# Wax purity for topical body products



## Beccster (Jan 1, 2021)

Seeking info on how to purify beeswax for cosmetic product use, if even possible. I'm concerned about not only mite treatment chemical residue, but environmental contaminants. I've searched the site and don't see what I'm looking for, but may be missing it. TIA


----------



## Tigger19687 (Dec 27, 2014)

You can't as far as I know. If it's in the wax it there forever.
You need to buy wax that is known purity and graded for cosmetic use


----------



## JWPalmer (May 1, 2017)

You will want cappings wax. Cappings wax is new wax every year and is cut off the honey supers when honey is being harvested. Chemical treatments are not being applied while this wax is being produced or even present in the hive. About as guaranteed chemical free as you can get. Do not know if you are a beekeeper or not, so you may already know all of this.


----------



## Beccster (Jan 1, 2021)

JWPalmer said:


> You will want cappings wax. Cappings wax is new wax every year and is cut off the honey supers when honey is being harvested. Chemical treatments are not being applied while this wax is being produced or even present in the hive. About as guaranteed chemical free as you can get. Do not know if you are a beekeeper or not, so you may already know all of this.


Great to know that, thank you. I kept bees for 2 years, but I've never been certain as to the purity of the wax


----------



## Tigger19687 (Dec 27, 2014)

I just want to point out the word you are using "purity" . 
If you are thinking of selling it then you can not know the Purity unless you test it.
Since you can not see where Your bees are going it is a bit hard to know.

FYI, I also think 'organic honey/bees' is also a joke since you can not control where they are going, eating, breeding etc.


----------



## Murdock (Jun 16, 2013)

ORGANIC HONEY is a feel-good name. I tell my girls not to collect water from the local farmer's pig pen but they don't listen.


----------



## Plannerwgp (May 18, 2019)

Beccster said:


> Seeking info on how to purify beeswax for cosmetic product use, if even possible. I'm concerned about not only mite treatment chemical residue, but environmental contaminants. I've searched the site and don't see what I'm looking for, but may be missing it. TIA


I use only cappings wax from my own hives. I also do not use any mite treatment until the honey is removed. This is not the best way to treat mites but does produce quality wax. I lost more hives by treating this year than when I didn't treat.


----------



## Michael Bush (Aug 2, 2002)

Sunlight is a great purifier of beeswax. Pour it out in a thin sheet and leave it in the sun until it bleaches white. Most of the pesticides break down in sunlight.


----------



## Beccster (Jan 1, 2021)

Michael Bush said:


> Sunlight is a great purifier of beeswax. Pour it out in a thin sheet and leave it in the sun until it bleaches white. Most of the pesticides break down in sunlight.
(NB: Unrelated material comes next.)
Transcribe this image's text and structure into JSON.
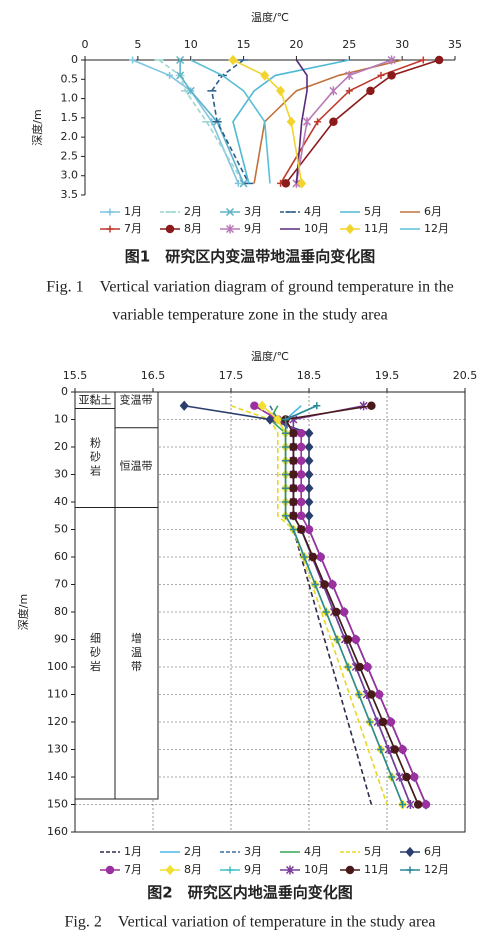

That is good to know! I will do that. Thank you!


----------



## Gray Goose (Sep 4, 2018)

Murdock said:


> ORGANIC HONEY is a feel-good name. I tell my girls not to collect water from the local farmer's pig pen but they don't listen.


Well if the pigs eat and drink Organic is not the collection still Organic?

GG


----------



## Tigger19687 (Dec 27, 2014)

Gray Goose said:


> Well if the pigs eat and drink Organic is not the collection still Organic?
> 
> GG


Maybe, but if pigs are like my hens, clean wonderful water just put out will make them drink out of a mud puddle just to piss me off.


----------



## LarryBud (Jul 19, 2020)

I thought to be considered "Certified Organic" the hives had to be surrounded by 80,000 acres of Non-pesticide land. I would think that if that is the requirement, there is not certified organic honey unless you go to northern Canada or the the middle of Yellowstone.


----------



## B2honey (Jan 19, 2021)

LarryBud said:


> I thought to be considered "Certified Organic" the hives had to be surrounded by 80,000 acres of Non-pesticide land. I would think that if that is the requirement, there is not certified organic honey unless you go to northern Canada or the the middle of Yellowstone.


The sonoran desert would be another place to get potentially 'organic' honey


----------



## LarryBud (Jul 19, 2020)

B2honey said:


> The sonoran desert would be another place to get potentially 'organic' honey


Isn't that where the military tests stuff?


----------



## LarryBud (Jul 19, 2020)

Michael Bush said:


> Sunlight is a great purifier of beeswax. Pour it out in a thin sheet and leave it in the sun until it bleaches white. Most of the pesticides break down in sunlight.


Except the heavy metals like arsenic, pesticides are usually loaded with arsenic, it just stays there.


----------



## B2honey (Jan 19, 2021)

LarryBud said:


> Isn't that where the military tests stuff?


no


----------